There were before the judge psychiatric reports which indicated that the appellant suffers from a serious mental disorder. The report from Dr De Taranto said that she had examined the appellant and he had presented as hypermanic and dismissive. He continually shouted and was abusive. He had persecutory ideas of a conspiracy between the police, the courts and the medical profession and insisted that he did not require medication or psychiatric care. She concluded that the appellant suffered from bipolar affective disorder but had no insight into his condition or the need for psychiatric treatment. He suffered from a mental illness which, while treatable, was of a nature and degree that meant that his detention in hospital was appropriate for his own health and for the protection of others. The judge took into account not only that report but also psychiatric evidence from Dr Farnham and Dr Benning, together with the oral evidence of Dr Benning that the appellant was suffering from bipolar affective disorder.

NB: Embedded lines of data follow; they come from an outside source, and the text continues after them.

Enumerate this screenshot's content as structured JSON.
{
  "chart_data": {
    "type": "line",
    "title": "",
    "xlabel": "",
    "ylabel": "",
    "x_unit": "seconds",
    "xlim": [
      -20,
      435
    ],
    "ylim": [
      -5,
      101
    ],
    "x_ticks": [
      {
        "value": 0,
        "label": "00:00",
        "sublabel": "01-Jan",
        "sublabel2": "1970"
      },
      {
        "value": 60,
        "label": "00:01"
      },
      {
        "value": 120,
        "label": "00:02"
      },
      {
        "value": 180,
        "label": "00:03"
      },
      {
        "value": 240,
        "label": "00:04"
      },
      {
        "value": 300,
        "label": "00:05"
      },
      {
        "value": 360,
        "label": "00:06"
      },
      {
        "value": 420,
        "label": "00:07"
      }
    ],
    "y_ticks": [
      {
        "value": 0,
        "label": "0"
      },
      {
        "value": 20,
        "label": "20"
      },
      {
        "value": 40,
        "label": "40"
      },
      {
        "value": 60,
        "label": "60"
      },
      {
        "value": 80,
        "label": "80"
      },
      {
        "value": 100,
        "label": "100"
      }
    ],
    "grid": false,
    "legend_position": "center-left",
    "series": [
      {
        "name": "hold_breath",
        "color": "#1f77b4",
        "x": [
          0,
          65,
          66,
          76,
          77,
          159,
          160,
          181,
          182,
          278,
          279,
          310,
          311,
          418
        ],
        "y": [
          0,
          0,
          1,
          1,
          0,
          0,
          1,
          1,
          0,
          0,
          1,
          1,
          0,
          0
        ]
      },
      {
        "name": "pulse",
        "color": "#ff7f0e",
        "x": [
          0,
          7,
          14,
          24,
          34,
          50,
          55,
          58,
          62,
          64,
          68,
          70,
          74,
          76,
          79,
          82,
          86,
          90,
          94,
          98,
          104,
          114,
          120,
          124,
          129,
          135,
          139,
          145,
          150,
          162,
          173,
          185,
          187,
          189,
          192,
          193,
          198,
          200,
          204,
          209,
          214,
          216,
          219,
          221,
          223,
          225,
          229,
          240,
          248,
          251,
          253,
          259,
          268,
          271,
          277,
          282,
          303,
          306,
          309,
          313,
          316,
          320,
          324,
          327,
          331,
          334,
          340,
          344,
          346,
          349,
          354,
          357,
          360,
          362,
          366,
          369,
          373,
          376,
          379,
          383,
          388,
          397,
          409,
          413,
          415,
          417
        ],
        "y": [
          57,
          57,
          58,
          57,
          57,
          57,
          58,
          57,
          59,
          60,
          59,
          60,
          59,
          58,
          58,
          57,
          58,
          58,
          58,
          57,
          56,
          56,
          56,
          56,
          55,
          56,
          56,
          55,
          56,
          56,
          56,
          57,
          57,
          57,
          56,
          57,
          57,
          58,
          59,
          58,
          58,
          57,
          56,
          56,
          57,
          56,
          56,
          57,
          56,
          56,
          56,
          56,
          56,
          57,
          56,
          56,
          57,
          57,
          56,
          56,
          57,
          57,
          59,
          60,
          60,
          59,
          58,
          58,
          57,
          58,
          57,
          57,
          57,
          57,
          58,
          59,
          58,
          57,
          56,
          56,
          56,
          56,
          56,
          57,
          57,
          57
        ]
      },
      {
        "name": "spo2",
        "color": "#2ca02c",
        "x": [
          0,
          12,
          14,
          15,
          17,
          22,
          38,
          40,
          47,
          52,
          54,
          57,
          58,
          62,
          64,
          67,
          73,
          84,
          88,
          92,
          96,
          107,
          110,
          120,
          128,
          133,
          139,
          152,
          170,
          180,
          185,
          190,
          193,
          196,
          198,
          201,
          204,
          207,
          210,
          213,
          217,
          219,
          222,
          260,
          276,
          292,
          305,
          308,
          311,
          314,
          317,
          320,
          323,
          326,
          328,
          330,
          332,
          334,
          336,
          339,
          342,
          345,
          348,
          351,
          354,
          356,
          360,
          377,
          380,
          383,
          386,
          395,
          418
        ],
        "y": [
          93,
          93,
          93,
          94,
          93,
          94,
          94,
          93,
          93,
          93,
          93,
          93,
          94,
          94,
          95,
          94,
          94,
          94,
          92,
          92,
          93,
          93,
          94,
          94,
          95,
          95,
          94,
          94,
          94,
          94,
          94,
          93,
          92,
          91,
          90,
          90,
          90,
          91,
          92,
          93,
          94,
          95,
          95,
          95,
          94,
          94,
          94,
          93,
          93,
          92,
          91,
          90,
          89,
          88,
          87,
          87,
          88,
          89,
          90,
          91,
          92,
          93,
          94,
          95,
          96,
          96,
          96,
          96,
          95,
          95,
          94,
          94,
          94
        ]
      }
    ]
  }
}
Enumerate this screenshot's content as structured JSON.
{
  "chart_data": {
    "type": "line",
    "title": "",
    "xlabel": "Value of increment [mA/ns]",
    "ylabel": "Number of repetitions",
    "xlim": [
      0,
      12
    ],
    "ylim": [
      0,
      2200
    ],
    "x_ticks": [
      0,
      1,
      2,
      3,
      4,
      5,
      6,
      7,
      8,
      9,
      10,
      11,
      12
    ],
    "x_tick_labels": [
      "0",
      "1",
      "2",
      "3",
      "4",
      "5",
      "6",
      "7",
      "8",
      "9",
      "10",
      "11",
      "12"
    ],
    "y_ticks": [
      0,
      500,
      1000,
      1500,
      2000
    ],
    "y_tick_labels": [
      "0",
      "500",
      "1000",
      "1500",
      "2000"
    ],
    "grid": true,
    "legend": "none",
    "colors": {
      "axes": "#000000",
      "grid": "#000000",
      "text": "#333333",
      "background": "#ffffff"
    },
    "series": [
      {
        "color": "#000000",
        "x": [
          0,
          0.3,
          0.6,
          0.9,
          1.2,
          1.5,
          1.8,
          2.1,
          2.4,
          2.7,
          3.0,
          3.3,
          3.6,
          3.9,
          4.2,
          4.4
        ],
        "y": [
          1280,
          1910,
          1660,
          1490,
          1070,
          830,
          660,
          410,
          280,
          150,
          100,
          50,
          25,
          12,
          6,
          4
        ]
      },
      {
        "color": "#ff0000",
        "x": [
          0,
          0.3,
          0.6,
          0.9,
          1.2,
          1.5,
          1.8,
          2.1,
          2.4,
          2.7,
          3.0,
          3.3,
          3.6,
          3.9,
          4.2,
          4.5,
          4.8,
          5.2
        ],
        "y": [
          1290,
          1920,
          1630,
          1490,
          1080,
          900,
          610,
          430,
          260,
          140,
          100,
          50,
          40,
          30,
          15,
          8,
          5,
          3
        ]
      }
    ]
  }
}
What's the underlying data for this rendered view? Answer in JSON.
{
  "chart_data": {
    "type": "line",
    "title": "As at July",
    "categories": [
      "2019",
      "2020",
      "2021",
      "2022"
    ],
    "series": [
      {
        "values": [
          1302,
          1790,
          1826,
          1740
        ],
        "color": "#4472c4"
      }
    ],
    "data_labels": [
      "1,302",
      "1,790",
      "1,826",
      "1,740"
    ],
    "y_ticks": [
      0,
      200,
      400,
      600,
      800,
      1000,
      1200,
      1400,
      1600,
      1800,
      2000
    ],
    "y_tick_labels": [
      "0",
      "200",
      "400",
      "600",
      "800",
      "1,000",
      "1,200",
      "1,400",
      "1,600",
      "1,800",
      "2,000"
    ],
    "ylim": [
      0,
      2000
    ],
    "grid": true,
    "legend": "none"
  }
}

The judge was fully appreciative of the seriousness of attaching a Restriction Order without limit of time, particularly given the fact that there was no previous history of convictions or violence, but that his lack of insight into his condition, his failure to accept that he was suffering from a mental condition at all and his poor history of failing to take medication were the important matters to take into account and the main areas of concern when considering the question of danger to the public and the need to protect the public. The judge said that the circumstances of the incident were very serious and terrifying. The judge accepted that the appellant had been uncertain of the legal position at the time, but given the history of medical problems, the nature of the offence, his reactions during the trial and the risk of further offences if the same situation arose again, there was a real danger of injury or serious harm to the public. The judge therefore considered that it was necessary for detention without limit of time under a Restriction Order pursuant to section 41.
The grounds of appeal against that order are that such an order was not necessary and indeed rendered the sentence manifestly excessive because the appellant had no previous convictions; on the evidence he did not represent a threat to the public at large; he was unlikely to commit further offences if set at large and the responsibility for the serious incident that occurred on 18th January rested in large part with the authorities for failing to deal with the situation professionally and safely.
We have no hesitation in concluding that the sentencing judge was fully justified in making the order that was made in this case. The judge took into account the fact that the appellant had reached the age of 54 without committing any offences, still less any offences of a violent nature. But the mental instability disclosed by the evidence and by what happened on 18th January meant that the judge was fully justified in concluding that a Restriction Order was necessary. We are unimpressed by the submission that the authorities present at the scene on 18th January were in some way responsible for what occurred on that date. For the reasons we have indicated, we would refuse this application for permission to appeal against sentence.